U.S. stocks sputtered late in the session Thursday but still managed to close at a record high as traders were whipsawed by conflicting headlines on the progress of trade talks with China.
Early reports that the U.S. and China were prepared to exchange tariff rollbacks pushed the S&P 500 index higher throughout the day, but the rally lost some steam after Reuters said the plan was meeting resistance in the White House. White House economic adviser Larry Kudlow later told Bloomberg: "If there's a phase one trade deal, there are going to be tariff agreements and concessions."
Nearly four weeks after President Donald Trump said the two sides had reached an "agreement in principle," the White House and China continue to haggle over terms.

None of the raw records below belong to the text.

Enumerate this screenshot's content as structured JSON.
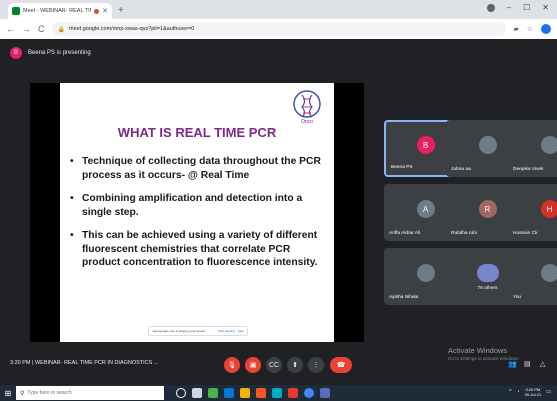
{
  "browser": {
    "tab_title": "Meet - WEBINAR- REAL TIM",
    "url": "meet.google.com/mnp-xwas-qvs?pli=1&authuser=0"
  },
  "meet": {
    "presenting_text": "Beena PS is presenting",
    "presenter_initial": "B",
    "time": "3:20 PM",
    "separator": "|",
    "meeting_title": "WEBINAR- REAL TIME PCR IN DIAGNOSTICS ..."
  },
  "slide": {
    "title": "WHAT IS REAL TIME PCR",
    "logo_text": "Onco",
    "bullets": [
      "Technique of collecting data throughout  the PCR process as it occurs- @ Real Time",
      "Combining amplification and detection into a single step.",
      "This can be achieved using a variety of different fluorescent chemistries that correlate PCR product concentration  to fluorescence intensity."
    ],
    "share_bar": {
      "text": "meet.google.com is sharing your screen.",
      "stop_label": "Stop sharing",
      "hide_label": "Hide"
    }
  },
  "participants": [
    {
      "name": "Beena PS",
      "initial": "B",
      "color": "#e91e63"
    },
    {
      "name": "Jubna aa",
      "initial": "",
      "color": "#6d7b8a"
    },
    {
      "name": "Deepika Vivek",
      "initial": "",
      "color": "#6d7b8a"
    },
    {
      "name": "Ariffa Akbar Ali",
      "initial": "A",
      "color": "#6d7b8a"
    },
    {
      "name": "Rubitha rubi",
      "initial": "R",
      "color": "#a1665e"
    },
    {
      "name": "Hussain Ck",
      "initial": "H",
      "color": "#d93025"
    },
    {
      "name": "Ayisha Nihala",
      "initial": "",
      "color": "#6d7b8a"
    },
    {
      "name": "76 others",
      "initial": "",
      "color": "#7986cb"
    },
    {
      "name": "You",
      "initial": "",
      "color": "#6d7b8a"
    }
  ],
  "watermark": {
    "line1": "Activate Windows",
    "line2": "Go to Settings to activate Windows."
  },
  "taskbar": {
    "search_placeholder": "Type here to search",
    "clock_time": "3:20 PM",
    "clock_date": "29-Jul-21"
  }
}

"Our understanding is the two sides are very close to an agreement," said Myron Brilliant, executive vice president for the U.S. Chamber of Commerce. "The timing is still to be determined."
Hopes for a mid-November signing, however, have been dashed and officials from the two countries are considering alternative options for a signing next month, if the deal is complete by then.

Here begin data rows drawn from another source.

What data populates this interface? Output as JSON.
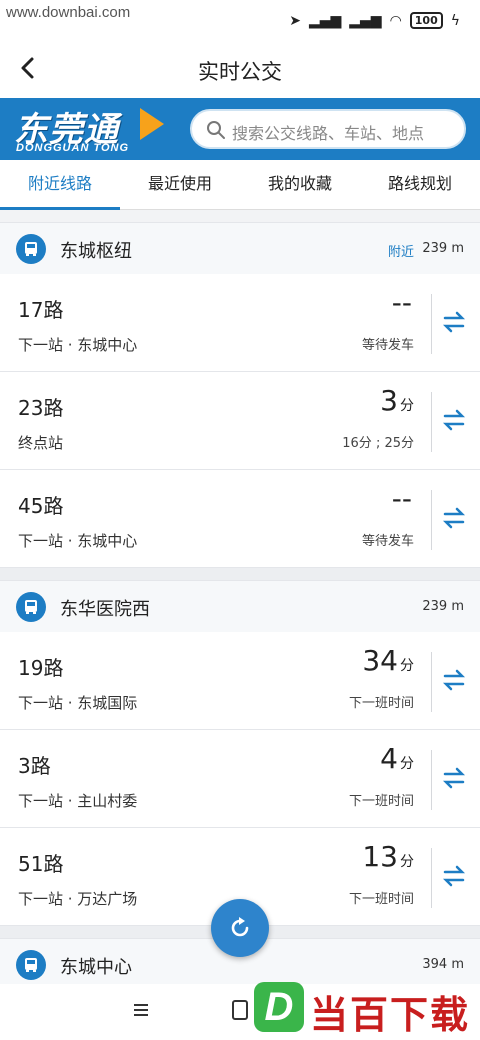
{
  "watermark_top": "www.downbai.com",
  "status": {
    "battery": "100"
  },
  "appbar": {
    "title": "实时公交"
  },
  "brand": {
    "logo_cn": "东莞通",
    "logo_en": "DONGGUAN TONG"
  },
  "search": {
    "placeholder": "搜索公交线路、车站、地点"
  },
  "tabs": [
    {
      "label": "附近线路",
      "active": true
    },
    {
      "label": "最近使用"
    },
    {
      "label": "我的收藏"
    },
    {
      "label": "路线规划"
    }
  ],
  "stations": [
    {
      "name": "东城枢纽",
      "nearby": "附近",
      "distance": "239 m",
      "routes": [
        {
          "name": "17路",
          "next": "下一站 · 东城中心",
          "eta": "--",
          "unit": "",
          "sub": "等待发车"
        },
        {
          "name": "23路",
          "next": "终点站",
          "eta": "3",
          "unit": "分",
          "sub": "16分 ; 25分"
        },
        {
          "name": "45路",
          "next": "下一站 · 东城中心",
          "eta": "--",
          "unit": "",
          "sub": "等待发车"
        }
      ]
    },
    {
      "name": "东华医院西",
      "nearby": "",
      "distance": "239 m",
      "routes": [
        {
          "name": "19路",
          "next": "下一站 · 东城国际",
          "eta": "34",
          "unit": "分",
          "sub": "下一班时间"
        },
        {
          "name": "3路",
          "next": "下一站 · 主山村委",
          "eta": "4",
          "unit": "分",
          "sub": "下一班时间"
        },
        {
          "name": "51路",
          "next": "下一站 · 万达广场",
          "eta": "13",
          "unit": "分",
          "sub": "下一班时间"
        }
      ]
    },
    {
      "name": "东城中心",
      "nearby": "",
      "distance": "394 m",
      "routes": []
    }
  ],
  "watermark_bottom": {
    "letter": "D",
    "text": "当百下载"
  },
  "colors": {
    "accent": "#1d7dc4",
    "brand_bg": "#1d7dc4",
    "logo_arrow": "#f7a21b",
    "watermark_green": "#3ab54a",
    "watermark_red": "#c81e1e"
  }
}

With the president scheduled to attend a North Atlantic Treaty Organization summit Dec. 3-4 in London, a European venue might make sense. Trump said Sunday that the signing would take place in the U.S., but Chinese officials have not agreed to that.
Before the Reuters report, haven assets from gold to sovereign bonds had been sinking — along with defensive stocks like real estate — as a risk-on mood gripped markets. Copper and crude jumped at least 2% before paring gains.

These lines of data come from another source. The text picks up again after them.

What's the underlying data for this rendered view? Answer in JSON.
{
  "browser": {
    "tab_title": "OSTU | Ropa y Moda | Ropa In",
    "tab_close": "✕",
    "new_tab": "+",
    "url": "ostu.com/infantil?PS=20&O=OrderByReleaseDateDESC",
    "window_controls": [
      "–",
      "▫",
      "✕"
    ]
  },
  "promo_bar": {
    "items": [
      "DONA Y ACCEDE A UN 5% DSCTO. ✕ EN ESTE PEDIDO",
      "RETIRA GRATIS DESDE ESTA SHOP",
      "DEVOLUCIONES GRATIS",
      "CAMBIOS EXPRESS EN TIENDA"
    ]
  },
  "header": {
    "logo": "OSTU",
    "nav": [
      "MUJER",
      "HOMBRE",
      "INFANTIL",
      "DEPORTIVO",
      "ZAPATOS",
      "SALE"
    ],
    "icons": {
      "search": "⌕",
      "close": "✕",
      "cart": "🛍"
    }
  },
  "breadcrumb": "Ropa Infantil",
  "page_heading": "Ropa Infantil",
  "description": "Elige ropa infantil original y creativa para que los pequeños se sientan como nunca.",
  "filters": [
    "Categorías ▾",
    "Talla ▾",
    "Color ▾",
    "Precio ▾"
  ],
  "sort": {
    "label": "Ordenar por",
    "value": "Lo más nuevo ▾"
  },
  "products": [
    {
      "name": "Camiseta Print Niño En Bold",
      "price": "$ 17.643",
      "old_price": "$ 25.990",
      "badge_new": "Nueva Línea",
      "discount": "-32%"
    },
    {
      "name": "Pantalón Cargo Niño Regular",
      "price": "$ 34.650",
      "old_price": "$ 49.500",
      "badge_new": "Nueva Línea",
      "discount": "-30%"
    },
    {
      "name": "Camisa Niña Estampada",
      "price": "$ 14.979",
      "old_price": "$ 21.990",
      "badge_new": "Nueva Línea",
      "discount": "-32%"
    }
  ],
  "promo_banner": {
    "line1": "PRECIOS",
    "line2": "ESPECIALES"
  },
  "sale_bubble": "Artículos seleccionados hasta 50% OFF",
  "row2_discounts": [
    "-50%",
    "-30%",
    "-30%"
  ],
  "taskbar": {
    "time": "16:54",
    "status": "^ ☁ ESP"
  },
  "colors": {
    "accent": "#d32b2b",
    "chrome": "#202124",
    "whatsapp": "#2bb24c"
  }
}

Sovereign bonds plunged around the world on the earlier positive trade news, with the 30-year Treasury yield hitting its highest since August. Ten-year French and Belgian bond yields climbed back above 0% for the first time in months, while the German equivalent surged 10 basis points. Gold fell nearly $30 an ounce before recovering some of that loss, but it still hit a three-month low.
Risk appetite had been picking up as news of progress on trade helped counter earlier reports that a preliminary accord may not happen this month as the two sides continued to wrangle over a location to sign it. But the latest headlines have left traders to wait for the next bit of news.
"Until it gets signed, I think markets are going to stay cautious, which means you're not going to price in the best-case scenario," Chris Gaffney, president of world markets at TIAA, said by phone.
This report includes material from the Washington Post.